A customer’s perception of service depends on their mood and, in order, these three categories of personal approach;
- When interacting with a customer we must show concern for the customer rather than our policy or meal break or other such internal issue.
- Matching the environment of surroundings and staff appearance and posture helps customers perceive that service is good. Having staff with gravity defying hairstyles and playing grunge music in the foyer of an hotel seeking to attract business customers is unlikely to engender a sense of good service.
- Using rude language and aggressive body language are obvious destroyers of the perception of service. However, so are over friendly terms, slang and over officious terms.

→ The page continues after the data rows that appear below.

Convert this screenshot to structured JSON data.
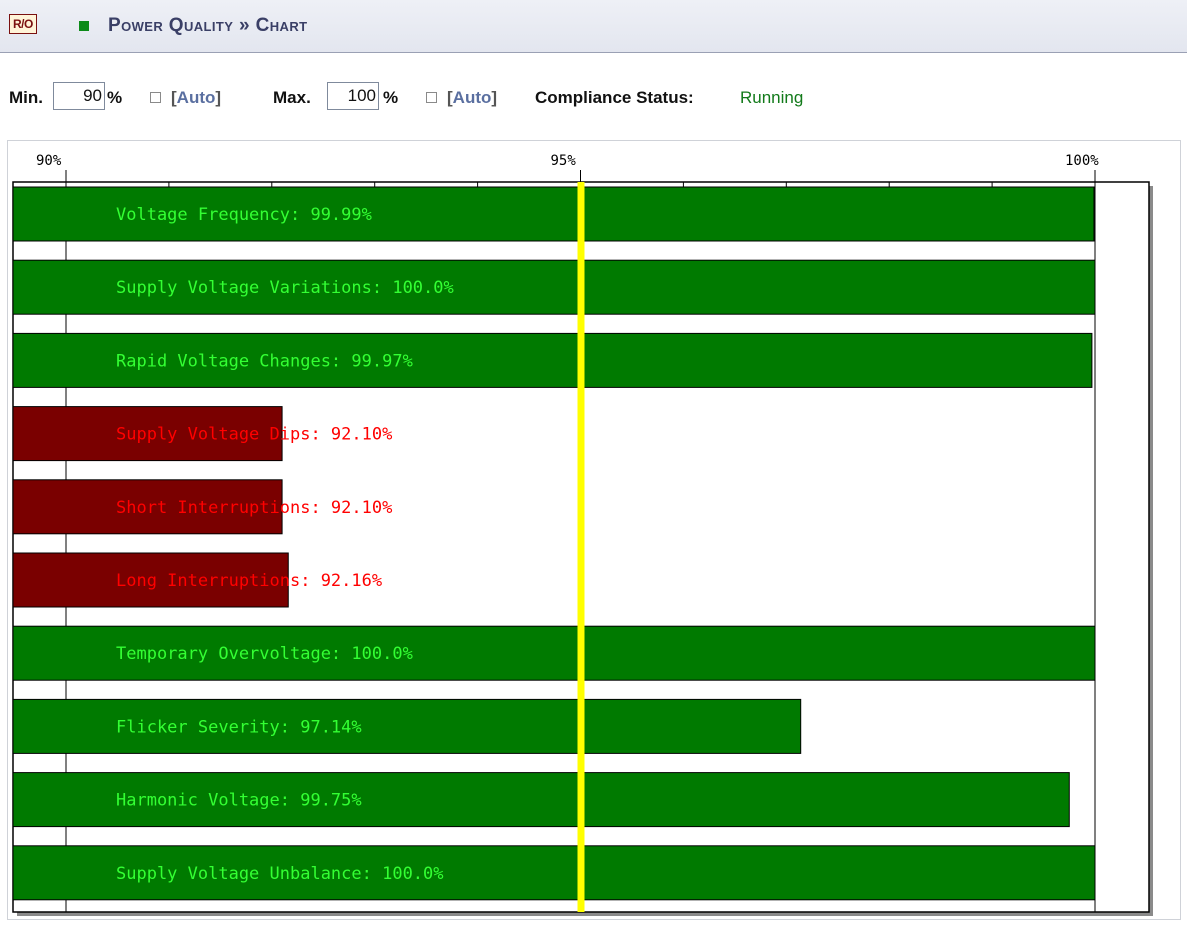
{
  "header": {
    "badge": "R/O",
    "title": "Power Quality » Chart",
    "colors": {
      "title": "#3a3f66",
      "status_square": "#0c8a19"
    }
  },
  "controls": {
    "min_label": "Min.",
    "min_value": "90",
    "min_unit": "%",
    "min_auto_checked": false,
    "max_label": "Max.",
    "max_value": "100",
    "max_unit": "%",
    "max_auto_checked": false,
    "auto_label": "Auto",
    "compliance_label": "Compliance Status:",
    "compliance_value": "Running",
    "compliance_color": "#127a1a"
  },
  "chart_data": {
    "type": "bar",
    "orientation": "horizontal",
    "x_range": [
      90,
      100
    ],
    "threshold": 95,
    "threshold_color": "#ffff00",
    "pass_color": "#007a00",
    "fail_color": "#7a0000",
    "pass_label_color": "#33ff33",
    "fail_label_color": "#ff0000",
    "ticks": [
      {
        "value": 90,
        "label": "90%"
      },
      {
        "value": 95,
        "label": "95%"
      },
      {
        "value": 100,
        "label": "100%"
      }
    ],
    "minor_tick_step": 1,
    "bars": [
      {
        "label": "Voltage Frequency: 99.99%",
        "value": 99.99,
        "status": "pass"
      },
      {
        "label": "Supply Voltage Variations: 100.0%",
        "value": 100.0,
        "status": "pass"
      },
      {
        "label": "Rapid Voltage Changes: 99.97%",
        "value": 99.97,
        "status": "pass"
      },
      {
        "label": "Supply Voltage Dips: 92.10%",
        "value": 92.1,
        "status": "fail"
      },
      {
        "label": "Short Interruptions: 92.10%",
        "value": 92.1,
        "status": "fail"
      },
      {
        "label": "Long Interruptions: 92.16%",
        "value": 92.16,
        "status": "fail"
      },
      {
        "label": "Temporary Overvoltage: 100.0%",
        "value": 100.0,
        "status": "pass"
      },
      {
        "label": "Flicker Severity: 97.14%",
        "value": 97.14,
        "status": "pass"
      },
      {
        "label": "Harmonic Voltage: 99.75%",
        "value": 99.75,
        "status": "pass"
      },
      {
        "label": "Supply Voltage Unbalance: 100.0%",
        "value": 100.0,
        "status": "pass"
      }
    ]
  }
}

- Travelling a long way, having to fill out forms in triplicate, being passed through several hands or just being put on hold for five minutes are all perceived as elements of poor customer service. The converse is true.
- Experiencing buyer’s remorse can make the best service appear to be poor service. Following up buyers by means of a telephone call, an email, a web survey or using loyalty schemes ensures either the customer’s belief that they have made a good purchase or that you will able to rectify a fault immediately.
What is Fair Value?
Customers evaluate perceived price and perceived benefit to determine whether they have received fair value.
- Absolute price
- Relative price
- To budget
- To competition
- To like purchases
- Time taken
- Time of day
- Difficulty in completing purchase.
- Sense of belonging (fashionableness).
When the perceived benefit equals the perceived cost, customers perceive they receive fair value. For instance, a clean room with a working air conditioner, in a reasonably quiet location with friendly staff and a food outlet nearby is seen as fair value for, say, $90 per night at a country hotel and is seen as fair value as a five star resort with all the amenities for $350 per night.
Receiving elements of five star service at a country hotel for $90 per night is seen as exceptional value, whilst receiving “only” country hotel style service at a five star resort is seen as poor value.
Customer service must match the expectations of customers based on the value they expect.